Abraham ben Samuel Cohen of Lask

Abraham ben Yechiel-Michel Catz Ha Cohen of Lask (Yechiel-Michel was the grandson of the martyr Yechiel-Michel Ha Cohen of Nemirov). Abraham was a Jewish ascetic who flourished at the end of the 18th century. He went to live at Jerusalem in 1785, but afterward traveled through Europe as an agent for the collection of donations for the Polish Jews in the Palestine, making Amsterdam his center; he died as Hakam at Safed, during a riot against the Jews, who had protested against excessive taxation. Another version says he was punished by the Turks, in Jerusalem, (see below) and died in Safed, in 1799, there he was buried. He did not have children.

Abraham (brother of Samuel Catz of Lask) was an ascetic of a remarkable type; he fasted six days of the week, from Sabbath night to Sabbath eve, but feasted quite luxuriously on the Sabbath. Often he devoted entire days and nights to the study of the Torah, standing upright during that time.
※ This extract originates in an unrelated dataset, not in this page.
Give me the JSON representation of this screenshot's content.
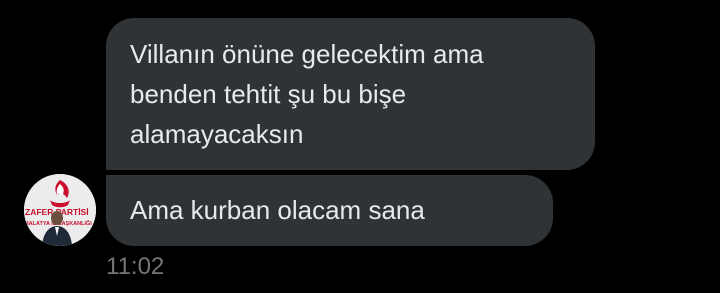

He took his daily ablutions in the river before offering his prayers in the morning, often breaking through the ice in winter for this purpose. Yet in spite of all this austerity he was a man of uncommon vigor.

Once in the Holy Land, together with a number of Jewish scholars, Abraham was dragged to prison by some Turkish officials, and subjected to the bastinado, for no other reason than that it was the usual method pursued by the Turkish government for extorting money from the Jews. Abraham and another rabbi alone survived. At every stroke received Abraham uttered the rabbinic phrase, גם זו לטובה ("This, too, is for the best"). He was held in reverence by the best men of the time as "the holy man of God."

He published several kabalistic homilies, one under the title of Weshab ha-Kohen (The Priest Shall Return), Leghorn, 1788; another, Wechishab lo ha-Kohen (The Priest Shall Reckon), Fürth, 1784; a third, Bet Ya'akob (Jacob's House), Leghorn, 1792; and a fourth, Ayin Panim ba-Torah (Seventy Meanings of the Law), Warsaw, 1797. The last work gives seventy reasons for the order of the sections in the Pentateuch, as well as seventy reasons why the Law begins, "In the beginning God created the heavens and the earth" (Gen. i.1). All are filled with fantastic numerical and alphabetical combinations.